Library of Congress stacks bar codes three deep

The Library of Congress yesterday opened its first off-site storage facility in two decades at Fort Meade, Md.

The first 1,000 rare books were shelved in the 8,500-square-foot warehouse'the first of what will become a 13-building campus spanning 100 acres. It will house rarely requested books and periodicals, freeing space for the growing collection on Capitol Hill.

'It's long been something we've needed,' said James H. Billington, librarian of Congress.

To preserve the materials, the air in the $4.7 million storage facility is kept at 50 degrees Fahrenheit and 30 percent humidity. Library officials estimated the 30-foot-high shelves would reach their 1.2-million-unit capacity in about two and a half years.

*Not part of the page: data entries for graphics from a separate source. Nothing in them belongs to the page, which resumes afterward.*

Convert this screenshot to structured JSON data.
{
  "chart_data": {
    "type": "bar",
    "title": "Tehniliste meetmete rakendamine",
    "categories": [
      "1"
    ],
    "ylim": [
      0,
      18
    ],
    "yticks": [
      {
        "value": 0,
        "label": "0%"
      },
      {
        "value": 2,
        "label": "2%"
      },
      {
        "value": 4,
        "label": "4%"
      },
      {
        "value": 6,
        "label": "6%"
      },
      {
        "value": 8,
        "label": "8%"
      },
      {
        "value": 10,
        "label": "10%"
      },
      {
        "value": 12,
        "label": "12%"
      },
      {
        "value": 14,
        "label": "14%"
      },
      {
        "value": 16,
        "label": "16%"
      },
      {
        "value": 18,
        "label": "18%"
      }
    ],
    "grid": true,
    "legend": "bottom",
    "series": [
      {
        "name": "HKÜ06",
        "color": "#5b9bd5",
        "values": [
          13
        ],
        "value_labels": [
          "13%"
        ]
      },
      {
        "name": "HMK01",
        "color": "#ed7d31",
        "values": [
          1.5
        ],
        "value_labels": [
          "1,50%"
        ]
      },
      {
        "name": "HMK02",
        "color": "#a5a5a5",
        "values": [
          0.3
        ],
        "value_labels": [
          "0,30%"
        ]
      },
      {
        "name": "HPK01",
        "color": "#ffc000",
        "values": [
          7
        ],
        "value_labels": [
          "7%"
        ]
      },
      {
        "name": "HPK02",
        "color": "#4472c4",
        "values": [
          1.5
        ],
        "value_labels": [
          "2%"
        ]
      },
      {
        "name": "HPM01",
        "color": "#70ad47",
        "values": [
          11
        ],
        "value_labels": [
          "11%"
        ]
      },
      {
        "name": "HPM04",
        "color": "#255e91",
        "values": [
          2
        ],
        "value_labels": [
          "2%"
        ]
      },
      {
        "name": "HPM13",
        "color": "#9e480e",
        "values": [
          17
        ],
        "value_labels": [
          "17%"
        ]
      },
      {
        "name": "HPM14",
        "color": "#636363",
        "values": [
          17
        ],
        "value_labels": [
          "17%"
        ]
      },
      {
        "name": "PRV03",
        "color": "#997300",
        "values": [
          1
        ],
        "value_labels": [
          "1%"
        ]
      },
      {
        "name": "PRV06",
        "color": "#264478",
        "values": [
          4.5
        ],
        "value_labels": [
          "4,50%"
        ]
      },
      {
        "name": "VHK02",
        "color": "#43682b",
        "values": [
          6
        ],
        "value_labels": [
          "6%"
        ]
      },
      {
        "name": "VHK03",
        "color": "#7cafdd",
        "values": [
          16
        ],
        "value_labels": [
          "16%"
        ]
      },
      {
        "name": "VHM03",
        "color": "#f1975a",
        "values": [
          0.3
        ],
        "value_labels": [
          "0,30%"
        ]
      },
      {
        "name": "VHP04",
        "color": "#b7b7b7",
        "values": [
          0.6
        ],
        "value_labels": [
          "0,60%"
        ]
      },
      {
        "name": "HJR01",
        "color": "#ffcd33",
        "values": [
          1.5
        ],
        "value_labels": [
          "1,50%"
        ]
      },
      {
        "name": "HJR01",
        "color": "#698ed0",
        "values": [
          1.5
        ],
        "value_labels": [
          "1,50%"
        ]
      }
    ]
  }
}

Each book is sized on a template to determine the box that should house it. Then bar codes are attached to the box and the book. When a box reaches the warehouse dock, employees there use portable bar code devices to scan it and link it to another bar code on the shelf that will hold it along with arrival date and shipping information. The triple-level bar code data gets its own storage facility'a server-side database called the Library Archival System, which is accessible to remote users via Telnet.

Generation Fifth Applications Inc. of Kennebunk, Maine, provided the archival software as well as a data-harvesting program that uploads bar-code data from the portable scanners at the dock.